A Case Study in Backup Nightmares

It was a month before Yom Kippur, the holiest day of the year. The IBM Central Storage server sent out a distress email to the Sasha, our sys-admin – “My backup battery needs to be replaced, three years have gone by and I’m going to depart this life in a month”.

“Time travels quickly when you’re having fun”, thought Sasha. He was not very worried as this was just the backup battery in case both the main power and UPS fail. For the geek readers – the battery allows to write the cached files from memory to the disk.

Our lovely sys-admin called up his IBM reseller, but unfortunately they were out of stock for this model and promised to call back. Three weeks later, the battery sent a reminder:” I’m moving to a better world in a week, please replace me!”

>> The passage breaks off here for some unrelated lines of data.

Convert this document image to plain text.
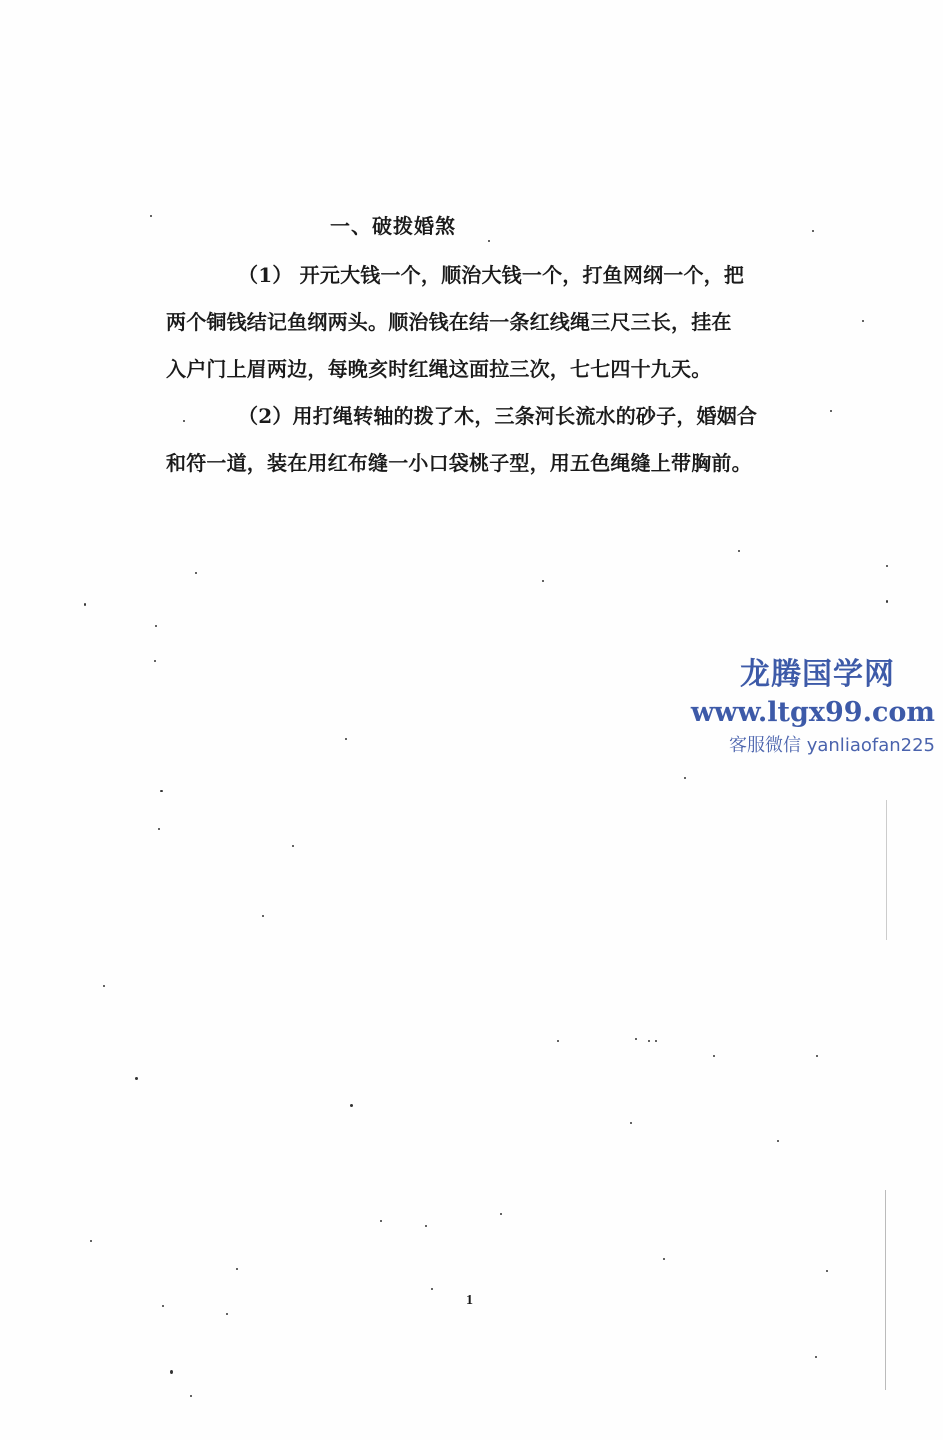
一、破拨婚煞

（1） 开元大钱一个，顺治大钱一个，打鱼网纲一个，把
两个铜钱结记鱼纲两头。顺治钱在结一条红线绳三尺三长，挂在
入户门上眉两边，每晚亥时红绳这面拉三次，七七四十九天。

（2）用打绳转轴的拨了木，三条河长流水的砂子，婚姻合
和符一道，装在用红布缝一小口袋桃子型，用五色绳缝上带胸前。

龙腾国学网
www.ltgx99.com
客服微信 yanliaofan225
1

Sasha realized the reseller never called him back, which was not a huge surprise. He called them again. The reseller still didn’t have the right battery, but had a compatible model authorized by Big Blue. A special replacement ceremony was scheduled just two days before the holidays.

Replacing the battery went well. Strangely, it required turning the server off, but the beast came up again nicely. For exactly one minute. Then it completely crashed !

Then they called me, poor director of development, also in charge of development infrastructure.

Me: What’s Up ?

Sasha : The main storage Shark is down.

What are the implications ?

Sasha: We don’t know. We think everything is down.  SAP, ClearCase, ClearQuest , personal home directories.

Me: Where is the  IT Director, Mr Wolf ?

Sasha : Two weeks’ vacation in Italy.

Me: Where is the backup admin?

He left the company one month ago, no replacement yet.

Me: I’m coming over.

When I came over the place was in mayhem. The CIO has arrived , but he didn’t have a technical clue of what’s going on.

Naturally the first thing Sasha tried to do is to restore the storage from the backup tapes. He quickly found out that the index file for the tapes is stored on (pause here, embrace yourself) the central server itself.  Sasha blessed the idiot that decided to put it there, just because it was the fastest storage available.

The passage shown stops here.